Republican legislators in several different states revealed a new plan to deal with our broken immigration system. Their proposal requires the states to pass laws creating two classes of birth certificates -- based on the immigration status of the parents of the child -- and then to deny citizenship to those children whose parents do not have the right to live here permanently. The idea appears to be to first deny these American-born children state citizenship, and then use this as a springboard to deny them United States citizenship.

It is hard to imagine a more misguided idea coming from a set of legislators who say that they want to protect our country, defend the Constitution, and fix our immigration laws. In pursuing those goals, they seem to have forgotten what American citizenship means. The proposal to redefine citizenship is contrary to our most basic American values. Our country has only one class of citizens because we do not believe in judging people based on the actions of their parents. One hundred and fifty years ago we fought a bloody Civil War to establish that basic principle, and also its corollary: that the states cannot adopt differing – and racially discriminatory -- definitions of who is a citizen of the United States.

The Fourteenth Amendment’s basic notion of fairness and equality puts everyone born in this country on an equal footing in the eyes of the law. It is the most enduring legacy of the Civil War, and our most precious national heritage.

The proposal is also blatantly unconstitutional.
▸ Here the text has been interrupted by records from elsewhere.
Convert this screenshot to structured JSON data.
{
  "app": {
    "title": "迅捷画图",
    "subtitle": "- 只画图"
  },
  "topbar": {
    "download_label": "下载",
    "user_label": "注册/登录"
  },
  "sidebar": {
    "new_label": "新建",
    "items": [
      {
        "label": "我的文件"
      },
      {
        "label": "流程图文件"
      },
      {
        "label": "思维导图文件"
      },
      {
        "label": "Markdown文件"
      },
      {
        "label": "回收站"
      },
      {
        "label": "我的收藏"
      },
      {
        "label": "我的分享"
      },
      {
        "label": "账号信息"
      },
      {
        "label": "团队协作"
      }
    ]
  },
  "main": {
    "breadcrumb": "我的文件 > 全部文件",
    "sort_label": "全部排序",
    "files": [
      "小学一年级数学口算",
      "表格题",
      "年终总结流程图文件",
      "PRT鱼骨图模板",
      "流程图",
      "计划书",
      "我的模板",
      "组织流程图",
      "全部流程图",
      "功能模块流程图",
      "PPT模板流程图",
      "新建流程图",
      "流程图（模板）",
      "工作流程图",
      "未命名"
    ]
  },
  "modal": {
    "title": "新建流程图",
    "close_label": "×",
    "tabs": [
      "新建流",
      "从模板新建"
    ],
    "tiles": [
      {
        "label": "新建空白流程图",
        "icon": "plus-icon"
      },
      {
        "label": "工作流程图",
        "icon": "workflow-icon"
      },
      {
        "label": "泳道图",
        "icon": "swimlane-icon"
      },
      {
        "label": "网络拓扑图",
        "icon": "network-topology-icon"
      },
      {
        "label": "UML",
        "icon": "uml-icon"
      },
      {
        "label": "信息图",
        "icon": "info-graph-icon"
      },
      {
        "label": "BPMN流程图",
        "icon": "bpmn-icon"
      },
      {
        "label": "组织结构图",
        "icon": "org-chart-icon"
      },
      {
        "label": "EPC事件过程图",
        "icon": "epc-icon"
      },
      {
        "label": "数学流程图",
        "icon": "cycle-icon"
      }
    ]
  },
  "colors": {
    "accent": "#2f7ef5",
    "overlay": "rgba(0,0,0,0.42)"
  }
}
The majestic words of the Fourteenth Amendment establish not only that “All persons born or naturalized in the United States” are U.S. citizens, but also that they are citizens “of the State wherein they reside.” The Supreme Court established over one hundred years ago that this language protects not only the children of slaves, but all people, including in that case the children of Chinese immigrants who could not themselves become citizens at the time.

While proponents of the plan may point to the exception in the Fourteenth Amendment for the children of people not “subject to the jurisdiction” of the United States, the Supreme Court decided in that same case that those words serve only to deny citizenship to the children of foreign ambassadors or people born in territory held by hostile forces on U.S. soil. That had been the rule under English common law for hundreds of years, and it makes obvious sense – if undocumented immigrants were not subject to our country’s jurisdiction, then we could not try them in our courts for violating our laws.

Finally, the proposal is very bad policy. Denying citizenship to children born in the United States would do nothing to fix the immigration system. That an undocumented person has a young American child does not establish a legal defense to their being deported -- in fact hundreds of American children each year are forced to either leave with their parents or remain here without their parents who are being deported.

And while people may disagree about whether we have to fix the immigration system by creating a path to citizenship for undocumented immigrants, there should be no disagreement on a far more basic principle: our nation should never not tolerate a system that creates a permanent group of second-class citizens because of what their parents or grandparents have done. That is something every American citizen should be able to understand.